Artisans who chose not to embrace Art Nouveau or the Arts and Crafts movement ebbed towards more traditional designs while also sharing the curving lines of the time. The “new” designs of the Edwardian Era had their roots firmly planted in eighteenth- century jewelry, managing to honor the heavy ornamental motifs while creating delicate openwork pieces. Platinum and diamond brooches dominated the industry. Millegraining became a trademark technique of the time as well as open work or “filigree”. Engravings of orange blossoms donned rings and earrings alike. A hopeful and celebratory flower, orange blossoms were popular as wedding flowers for their scent and symbolism for prosperity and bounty. Long glittering earrings with miniature garland-style wreaths and articulated center stones complimented the swaying fabrics of the time.

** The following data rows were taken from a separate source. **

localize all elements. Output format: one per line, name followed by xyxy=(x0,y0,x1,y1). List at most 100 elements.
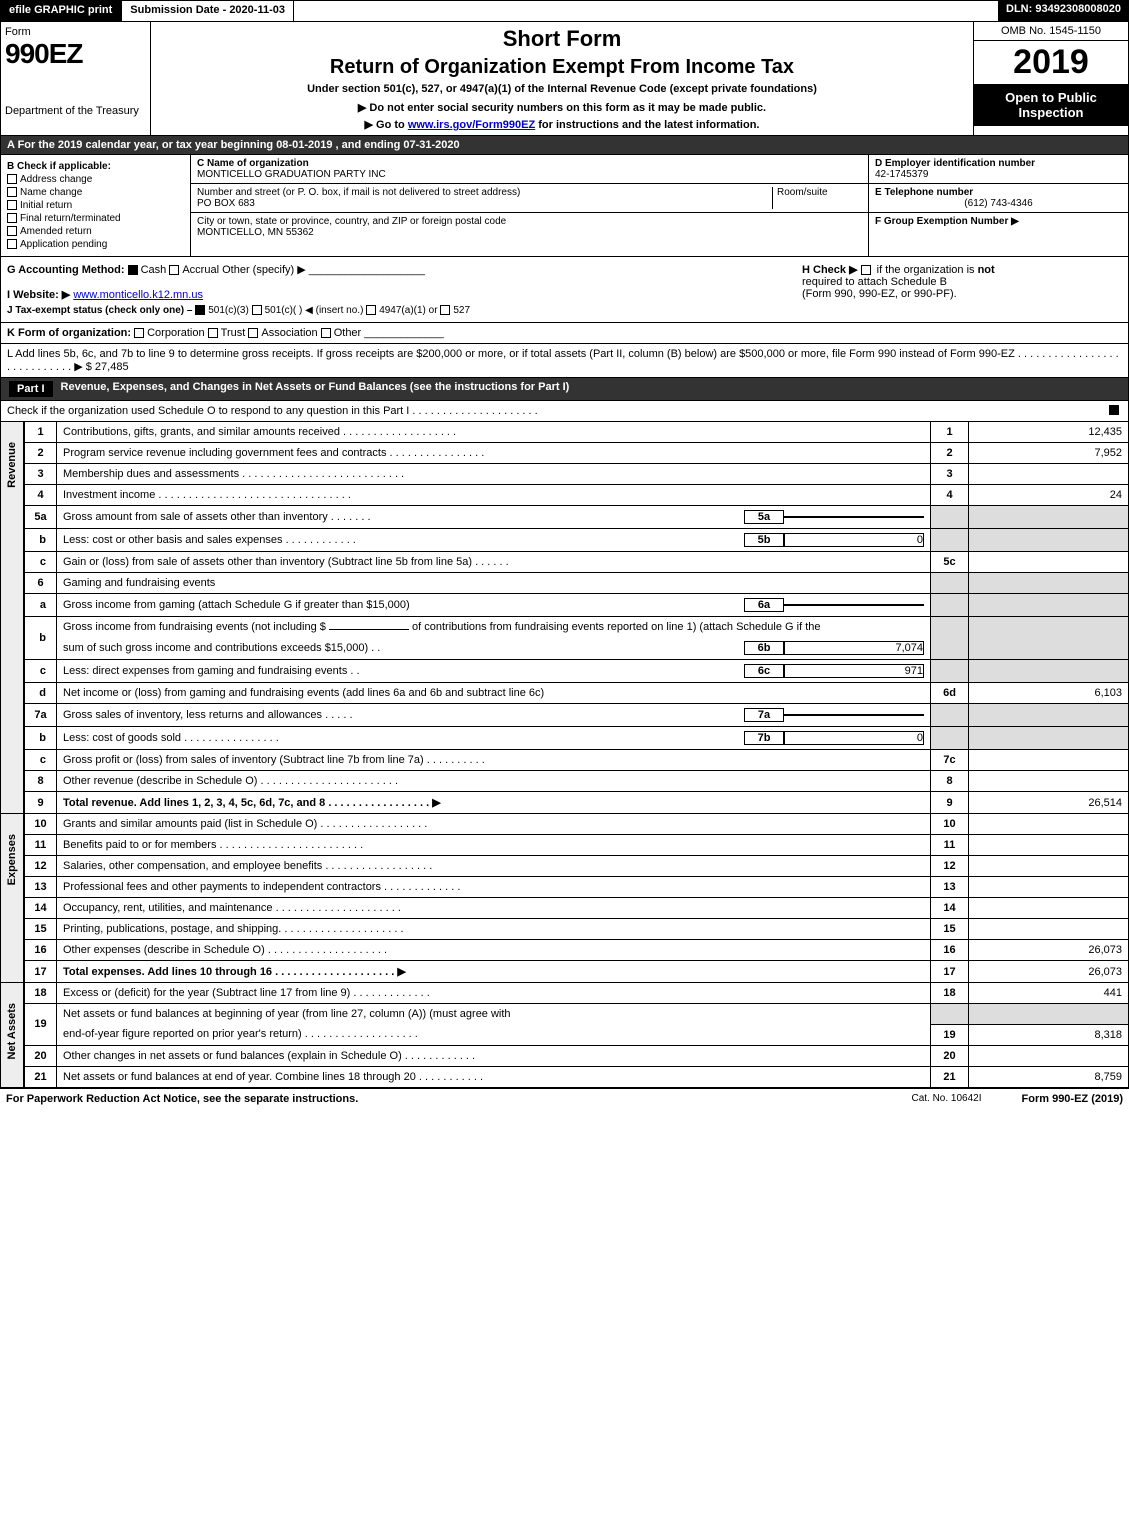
line-6: 6Gaming and fundraising events xyxy=(25,573,1129,594)
line-8: 8Other revenue (describe in Schedule O) … xyxy=(25,771,1129,792)
line-9: 9Total revenue. Add lines 1, 2, 3, 4, 5c… xyxy=(25,792,1129,814)
line-6d: dNet income or (loss) from gaming and fu… xyxy=(25,683,1129,704)
line-19: 19Net assets or fund balances at beginni… xyxy=(25,1004,1129,1025)
accounting-method: G Accounting Method: Cash Accrual Other … xyxy=(7,263,802,276)
501c-check[interactable] xyxy=(252,305,262,315)
room-suite: Room/suite xyxy=(772,187,862,209)
addr-label: Number and street (or P. O. box, if mail… xyxy=(197,187,772,198)
address-change-check[interactable]: Address change xyxy=(7,174,184,185)
under-section: Under section 501(c), 527, or 4947(a)(1)… xyxy=(159,83,965,95)
check-if-applicable: B Check if applicable: Address change Na… xyxy=(1,155,191,256)
title-box: Short Form Return of Organization Exempt… xyxy=(151,22,973,135)
group-exemption-row: F Group Exemption Number ▶ xyxy=(869,213,1128,230)
part-i-title: Revenue, Expenses, and Changes in Net As… xyxy=(61,381,570,397)
line-7a: 7aGross sales of inventory, less returns… xyxy=(25,704,1129,727)
line-10: 10Grants and similar amounts paid (list … xyxy=(25,814,1129,835)
revenue-section: Revenue 1Contributions, gifts, grants, a… xyxy=(0,422,1129,814)
line-6c: cLess: direct expenses from gaming and f… xyxy=(25,660,1129,683)
amended-return-check[interactable]: Amended return xyxy=(7,226,184,237)
accrual-check[interactable] xyxy=(169,265,179,275)
line-7b: bLess: cost of goods sold . . . . . . . … xyxy=(25,727,1129,750)
expenses-label: Expenses xyxy=(0,814,24,983)
line-21: 21Net assets or fund balances at end of … xyxy=(25,1066,1129,1087)
line-11: 11Benefits paid to or for members . . . … xyxy=(25,835,1129,856)
tax-exempt-status: J Tax-exempt status (check only one) – 5… xyxy=(7,305,802,316)
line-17: 17Total expenses. Add lines 10 through 1… xyxy=(25,961,1129,983)
ein-value: 42-1745379 xyxy=(875,169,1122,180)
phone-value: (612) 743-4346 xyxy=(875,198,1122,209)
h-check[interactable] xyxy=(861,265,871,275)
c-label: C Name of organization xyxy=(197,158,862,169)
line-5c: cGain or (loss) from sale of assets othe… xyxy=(25,552,1129,573)
website-line: I Website: ▶ www.monticello.k12.mn.us xyxy=(7,288,802,301)
entity-right: D Employer identification number 42-1745… xyxy=(868,155,1128,256)
line-18: 18Excess or (deficit) for the year (Subt… xyxy=(25,983,1129,1004)
line-6b: bGross income from fundraising events (n… xyxy=(25,617,1129,638)
line-7c: cGross profit or (loss) from sales of in… xyxy=(25,750,1129,771)
tax-year: 2019 xyxy=(974,41,1128,84)
top-spacer xyxy=(294,0,998,22)
goto-link[interactable]: www.irs.gov/Form990EZ xyxy=(408,119,535,131)
line-4: 4Investment income . . . . . . . . . . .… xyxy=(25,485,1129,506)
501c3-check[interactable] xyxy=(195,305,205,315)
name-change-check[interactable]: Name change xyxy=(7,187,184,198)
other-check[interactable] xyxy=(321,328,331,338)
4947-check[interactable] xyxy=(366,305,376,315)
form-number: 990EZ xyxy=(5,38,146,70)
line-2: 2Program service revenue including gover… xyxy=(25,443,1129,464)
net-assets-section: Net Assets 18Excess or (deficit) for the… xyxy=(0,983,1129,1088)
corp-check[interactable] xyxy=(134,328,144,338)
addr-value: PO BOX 683 xyxy=(197,198,772,209)
final-return-check[interactable]: Final return/terminated xyxy=(7,213,184,224)
open-to-public: Open to Public Inspection xyxy=(974,84,1128,126)
trust-check[interactable] xyxy=(208,328,218,338)
part-i-checkline: Check if the organization used Schedule … xyxy=(0,401,1129,422)
b-label: B Check if applicable: xyxy=(7,161,184,172)
line-14: 14Occupancy, rent, utilities, and mainte… xyxy=(25,898,1129,919)
omb-number: OMB No. 1545-1150 xyxy=(974,22,1128,41)
cash-check[interactable] xyxy=(128,265,138,275)
website-link[interactable]: www.monticello.k12.mn.us xyxy=(73,289,203,301)
goto-pre: ▶ Go to xyxy=(365,119,408,131)
city-label: City or town, state or province, country… xyxy=(197,216,862,227)
net-assets-table: 18Excess or (deficit) for the year (Subt… xyxy=(24,983,1129,1088)
net-assets-label: Net Assets xyxy=(0,983,24,1088)
form-header: Form 990EZ Department of the Treasury Sh… xyxy=(0,22,1129,136)
tax-year-row: A For the 2019 calendar year, or tax yea… xyxy=(0,136,1129,155)
application-pending-check[interactable]: Application pending xyxy=(7,239,184,250)
entity-block: B Check if applicable: Address change Na… xyxy=(0,155,1129,257)
gh-right: H Check ▶ if the organization is not req… xyxy=(802,263,1122,316)
goto-line: ▶ Go to www.irs.gov/Form990EZ for instru… xyxy=(159,118,965,131)
do-not-enter: ▶ Do not enter social security numbers o… xyxy=(159,101,965,114)
k-form-row: K Form of organization: Corporation Trus… xyxy=(0,323,1129,344)
cat-no: Cat. No. 10642I xyxy=(911,1093,981,1105)
ein-row: D Employer identification number 42-1745… xyxy=(869,155,1128,184)
phone-row: E Telephone number (612) 743-4346 xyxy=(869,184,1128,213)
initial-return-check[interactable]: Initial return xyxy=(7,200,184,211)
d-label: D Employer identification number xyxy=(875,158,1122,169)
top-bar: efile GRAPHIC print Submission Date - 20… xyxy=(0,0,1129,22)
paperwork-notice: For Paperwork Reduction Act Notice, see … xyxy=(6,1093,911,1105)
527-check[interactable] xyxy=(440,305,450,315)
dln: DLN: 93492308008020 xyxy=(998,0,1129,22)
page-footer: For Paperwork Reduction Act Notice, see … xyxy=(0,1088,1129,1109)
revenue-label: Revenue xyxy=(0,422,24,814)
part-i-header: Part I Revenue, Expenses, and Changes in… xyxy=(0,378,1129,401)
expenses-table: 10Grants and similar amounts paid (list … xyxy=(24,814,1129,983)
line-5b: bLess: cost or other basis and sales exp… xyxy=(25,529,1129,552)
line-6a: aGross income from gaming (attach Schedu… xyxy=(25,594,1129,617)
city-row: City or town, state or province, country… xyxy=(191,213,868,241)
schedule-o-check[interactable] xyxy=(1109,405,1119,415)
efile-graphic-print[interactable]: efile GRAPHIC print xyxy=(0,0,121,22)
org-name: MONTICELLO GRADUATION PARTY INC xyxy=(197,169,862,180)
line-20: 20Other changes in net assets or fund ba… xyxy=(25,1045,1129,1066)
org-name-row: C Name of organization MONTICELLO GRADUA… xyxy=(191,155,868,184)
department: Department of the Treasury xyxy=(5,70,146,117)
f-label: F Group Exemption Number ▶ xyxy=(875,216,1122,227)
line-16: 16Other expenses (describe in Schedule O… xyxy=(25,940,1129,961)
expenses-section: Expenses 10Grants and similar amounts pa… xyxy=(0,814,1129,983)
form-word: Form xyxy=(5,26,146,38)
revenue-table: 1Contributions, gifts, grants, and simil… xyxy=(24,422,1129,814)
assoc-check[interactable] xyxy=(248,328,258,338)
city-value: MONTICELLO, MN 55362 xyxy=(197,227,862,238)
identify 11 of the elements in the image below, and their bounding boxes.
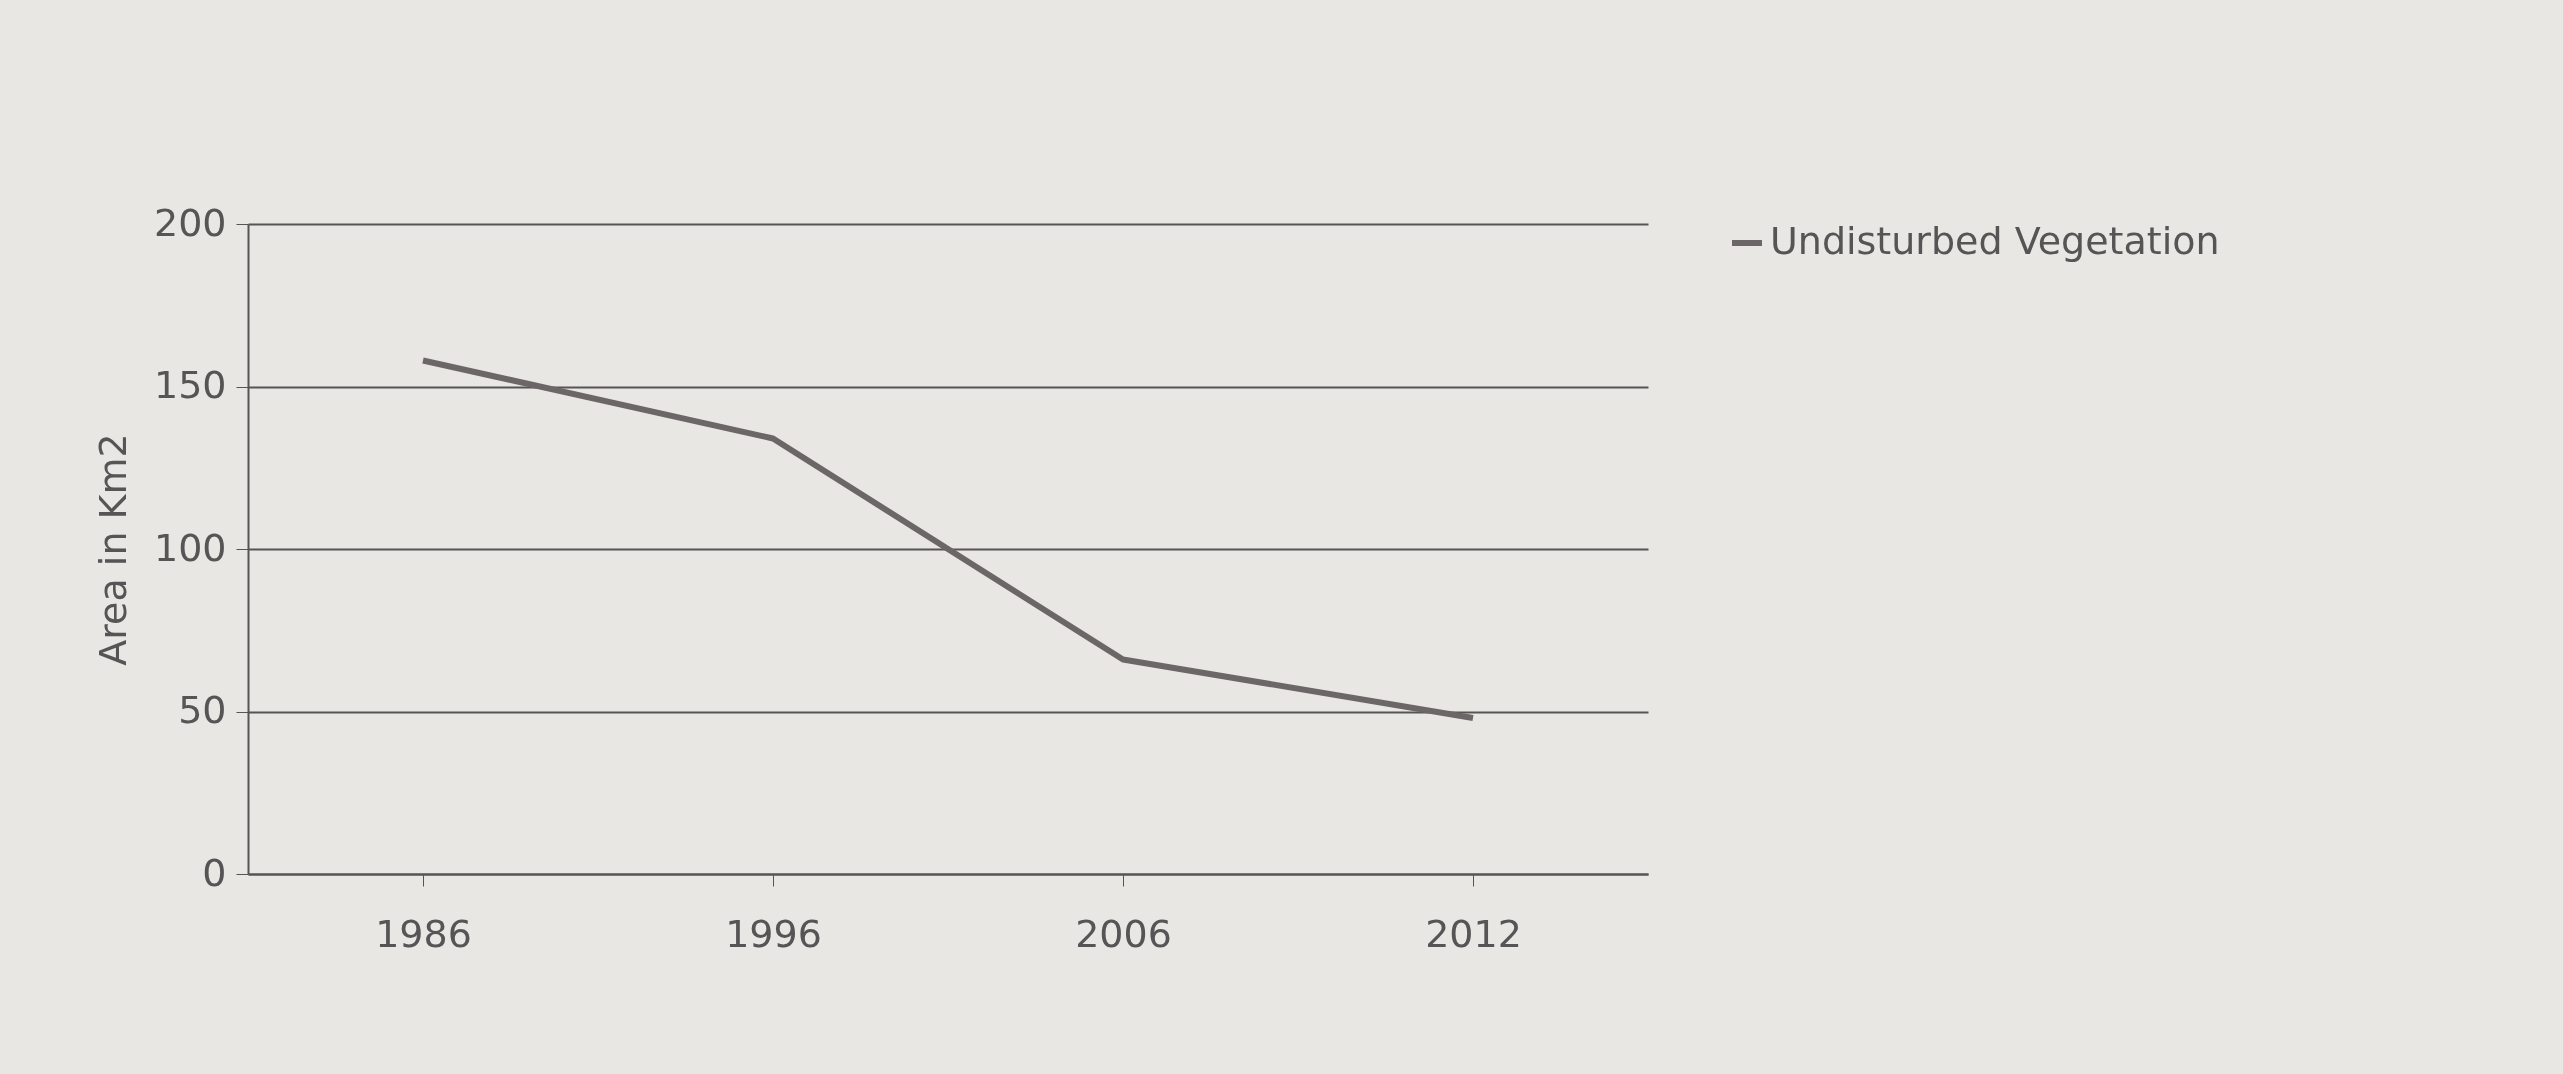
legend-label: Undisturbed Vegetation (1770, 219, 2220, 263)
x-tick-label: 1996 (725, 911, 822, 956)
x-tick-label: 1986 (375, 911, 472, 956)
x-tick-label: 2006 (1075, 911, 1172, 956)
y-tick-label: 200 (153, 200, 227, 245)
y-tick-label: 50 (178, 688, 227, 732)
y-tick-label: 0 (202, 850, 227, 895)
x-tick-label: 2012 (1425, 911, 1522, 956)
y-axis-title: Area in Km2 (90, 433, 135, 666)
y-tick-label: 100 (153, 525, 227, 570)
y-tick-label: 150 (153, 363, 227, 407)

Born largely of the 1925 Paris Exposition of Decorative Arts, designers pushed to eliminate the flowing lines of Art Nouveau and distill designs to their basic geometric essence. Designs became streamlined and symmetrical as a look forward toward modernism and the machine age. The styles of Art Deco were an extension of the opulence and free-spending abandon of the 1920s. Diamonds were set with rubies, emeralds, and sapphires to boast their saturated color. Diamonds also found their way into illusion settings, emphasizing a stone’s size with clever metal work. While Art Deco is considered to have ended in 1935, the style’s emphasis on geometrical shapes, abstract designs, cubism, modernism and oriental art has extended its influence all the way through the 1950s and 1960s
The era of retro and vintage jewelry spanning from 1940s-1980s saw a huge range of styles due to the rapid changes in manufacturing. Mid-Century jewelers used long lines, star and floral motifs as well as sculptural pieces as part of the Modernist movement. Production techniques in the 1950’s and 60’s allowed for a variety of styles in gold such as openwork, brushed finishes, mesh and braided details. Matching jewelry sets were the rage in materials from bakelite to gold. The mass manufacturing of “costume jewelry” led to the use of durable plastics in bright colors or tortoise patterns.
One of the many reasons why we love antique diamonds – they have much more sparkle. They are also markers of a dying art – hand craftsmanship. With all our modern tools and lasers that facet stones like cookie-cutters based on the latest trends, modern jewelers have lost the integrity and skill set that their predecessors once had.